NMSU’s DOE funding supports two physics faculty members, Pate and Papavassiliou, along with two post-doctoral researchers, Lu Ren at Fermilab and Haiwang Yu at Brookhaven. The grant also funds research activity for three to five graduate students: currently, Katherine Woodruff, Samantha Sword-Fehlberg, Jeongsu Bok, Chen Xu, and Forhad Hossain.

“The contribution of the sea quarks is relatively unknown,” said Hossain, a Ph.D. student who will work on the SeaQuest project. “The experiment will have a proton beam and a proton target, but the protons in the target will be polarized so each proton acts like a tiny magnet. The purpose of the experiment is to explore how those quarks and anti-quarks are created and destroyed spontaneously, and how they contribute to the actual structure of the proton.”

In addition to expected and unexpected results physicists discover while researching the tiniest building blocks of the universe, Pate says an important outcome of the research they conduct is the number of well-equipped physicists who contribute to the U.S. economy in industries as varied as technology, health and finance.
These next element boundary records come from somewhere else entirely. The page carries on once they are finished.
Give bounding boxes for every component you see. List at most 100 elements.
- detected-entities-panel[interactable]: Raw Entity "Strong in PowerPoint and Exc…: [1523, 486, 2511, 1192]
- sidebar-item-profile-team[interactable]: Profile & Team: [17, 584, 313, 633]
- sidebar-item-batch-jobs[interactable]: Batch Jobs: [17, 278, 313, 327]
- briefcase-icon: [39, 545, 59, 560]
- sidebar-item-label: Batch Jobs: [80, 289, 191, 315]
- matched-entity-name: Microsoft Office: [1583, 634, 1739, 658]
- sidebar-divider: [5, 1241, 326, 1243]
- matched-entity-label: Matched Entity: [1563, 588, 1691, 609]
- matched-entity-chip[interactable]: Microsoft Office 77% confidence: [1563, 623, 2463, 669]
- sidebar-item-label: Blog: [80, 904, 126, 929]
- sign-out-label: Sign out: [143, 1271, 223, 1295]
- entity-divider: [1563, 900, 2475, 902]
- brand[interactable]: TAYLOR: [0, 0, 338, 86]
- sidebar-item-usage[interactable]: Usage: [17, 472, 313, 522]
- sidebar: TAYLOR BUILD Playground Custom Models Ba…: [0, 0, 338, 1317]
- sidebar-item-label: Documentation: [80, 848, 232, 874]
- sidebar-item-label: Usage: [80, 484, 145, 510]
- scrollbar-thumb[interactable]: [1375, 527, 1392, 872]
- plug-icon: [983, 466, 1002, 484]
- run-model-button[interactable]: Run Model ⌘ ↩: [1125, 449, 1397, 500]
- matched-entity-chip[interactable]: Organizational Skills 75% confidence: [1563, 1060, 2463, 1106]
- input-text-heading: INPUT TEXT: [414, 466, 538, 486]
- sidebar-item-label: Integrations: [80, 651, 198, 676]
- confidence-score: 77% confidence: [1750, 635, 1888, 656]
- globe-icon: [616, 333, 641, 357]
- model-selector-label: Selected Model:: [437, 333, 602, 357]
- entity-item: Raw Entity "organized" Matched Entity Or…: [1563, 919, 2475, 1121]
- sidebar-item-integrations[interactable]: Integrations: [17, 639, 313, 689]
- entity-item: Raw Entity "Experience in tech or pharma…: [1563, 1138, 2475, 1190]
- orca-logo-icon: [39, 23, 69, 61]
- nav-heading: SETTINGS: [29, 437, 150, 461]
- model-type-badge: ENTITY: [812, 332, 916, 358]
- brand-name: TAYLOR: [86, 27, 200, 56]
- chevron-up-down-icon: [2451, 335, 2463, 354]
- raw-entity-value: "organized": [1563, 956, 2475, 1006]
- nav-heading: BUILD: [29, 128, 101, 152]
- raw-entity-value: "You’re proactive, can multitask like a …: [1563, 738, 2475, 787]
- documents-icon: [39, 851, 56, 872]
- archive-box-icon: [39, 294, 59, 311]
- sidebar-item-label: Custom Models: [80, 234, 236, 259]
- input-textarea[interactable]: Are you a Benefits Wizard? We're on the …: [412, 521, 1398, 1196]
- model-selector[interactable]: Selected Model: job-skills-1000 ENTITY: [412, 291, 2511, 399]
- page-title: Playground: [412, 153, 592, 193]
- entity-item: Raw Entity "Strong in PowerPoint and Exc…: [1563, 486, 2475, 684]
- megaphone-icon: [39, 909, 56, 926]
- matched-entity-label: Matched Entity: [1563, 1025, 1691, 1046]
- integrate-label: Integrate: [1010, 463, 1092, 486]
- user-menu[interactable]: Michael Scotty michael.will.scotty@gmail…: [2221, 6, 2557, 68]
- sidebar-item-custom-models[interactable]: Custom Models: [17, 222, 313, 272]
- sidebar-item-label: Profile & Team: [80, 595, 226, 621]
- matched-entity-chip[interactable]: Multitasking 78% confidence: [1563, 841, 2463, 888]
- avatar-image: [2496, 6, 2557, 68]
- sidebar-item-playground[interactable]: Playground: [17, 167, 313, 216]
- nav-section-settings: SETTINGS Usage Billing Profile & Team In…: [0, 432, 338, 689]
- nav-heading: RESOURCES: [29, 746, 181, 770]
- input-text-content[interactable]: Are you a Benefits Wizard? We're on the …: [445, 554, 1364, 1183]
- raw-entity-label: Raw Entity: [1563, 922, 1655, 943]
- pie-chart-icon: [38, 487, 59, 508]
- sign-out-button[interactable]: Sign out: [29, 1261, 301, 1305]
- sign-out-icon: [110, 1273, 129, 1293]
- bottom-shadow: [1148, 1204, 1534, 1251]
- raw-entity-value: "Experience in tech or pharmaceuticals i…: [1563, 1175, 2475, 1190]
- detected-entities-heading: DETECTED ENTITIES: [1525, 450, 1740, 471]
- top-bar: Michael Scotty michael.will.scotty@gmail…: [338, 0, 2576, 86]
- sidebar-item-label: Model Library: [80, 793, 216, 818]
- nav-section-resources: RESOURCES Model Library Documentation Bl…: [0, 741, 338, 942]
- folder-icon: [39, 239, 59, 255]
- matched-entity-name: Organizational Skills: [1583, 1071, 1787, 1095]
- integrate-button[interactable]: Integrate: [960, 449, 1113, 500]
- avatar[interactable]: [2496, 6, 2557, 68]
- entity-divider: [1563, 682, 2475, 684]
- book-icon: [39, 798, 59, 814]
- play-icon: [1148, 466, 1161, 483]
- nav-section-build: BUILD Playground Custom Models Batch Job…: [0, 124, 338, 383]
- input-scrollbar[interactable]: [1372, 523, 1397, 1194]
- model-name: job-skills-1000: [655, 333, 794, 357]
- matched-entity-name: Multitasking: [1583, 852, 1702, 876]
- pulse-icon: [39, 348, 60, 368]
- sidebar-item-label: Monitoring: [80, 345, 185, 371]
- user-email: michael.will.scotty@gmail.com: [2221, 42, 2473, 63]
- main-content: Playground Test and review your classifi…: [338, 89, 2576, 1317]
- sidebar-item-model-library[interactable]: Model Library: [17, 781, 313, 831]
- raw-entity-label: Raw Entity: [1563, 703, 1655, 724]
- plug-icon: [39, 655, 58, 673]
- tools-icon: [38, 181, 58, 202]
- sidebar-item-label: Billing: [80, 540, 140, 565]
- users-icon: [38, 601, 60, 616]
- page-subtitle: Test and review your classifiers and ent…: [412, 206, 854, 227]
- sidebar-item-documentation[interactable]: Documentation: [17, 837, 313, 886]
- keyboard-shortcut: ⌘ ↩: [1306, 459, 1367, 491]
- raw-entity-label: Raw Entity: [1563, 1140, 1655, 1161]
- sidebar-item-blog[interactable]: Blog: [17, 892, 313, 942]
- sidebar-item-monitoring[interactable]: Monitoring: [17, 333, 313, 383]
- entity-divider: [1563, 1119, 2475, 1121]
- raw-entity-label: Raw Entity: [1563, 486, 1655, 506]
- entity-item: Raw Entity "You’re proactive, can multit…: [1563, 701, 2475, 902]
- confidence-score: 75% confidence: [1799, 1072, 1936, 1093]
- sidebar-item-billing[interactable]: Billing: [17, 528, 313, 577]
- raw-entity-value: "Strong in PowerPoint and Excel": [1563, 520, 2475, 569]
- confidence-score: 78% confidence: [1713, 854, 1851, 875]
“It’s been about 25 years I’ve been exploring the proton,” Pate said. “Like medical diagnostic tools, a lot of the applications are not things we thought of ahead of time. What we do is explore the fundamental nature of the universe and its parts and share that knowledge. We also train really smart people and that has an impact on the rest of the economy. There are lots of people out there who got their degrees in nuclear physics or particle physics who go out into the economy and bring their problem-solving skills to integrate information and find solutions in all kinds of jobs.”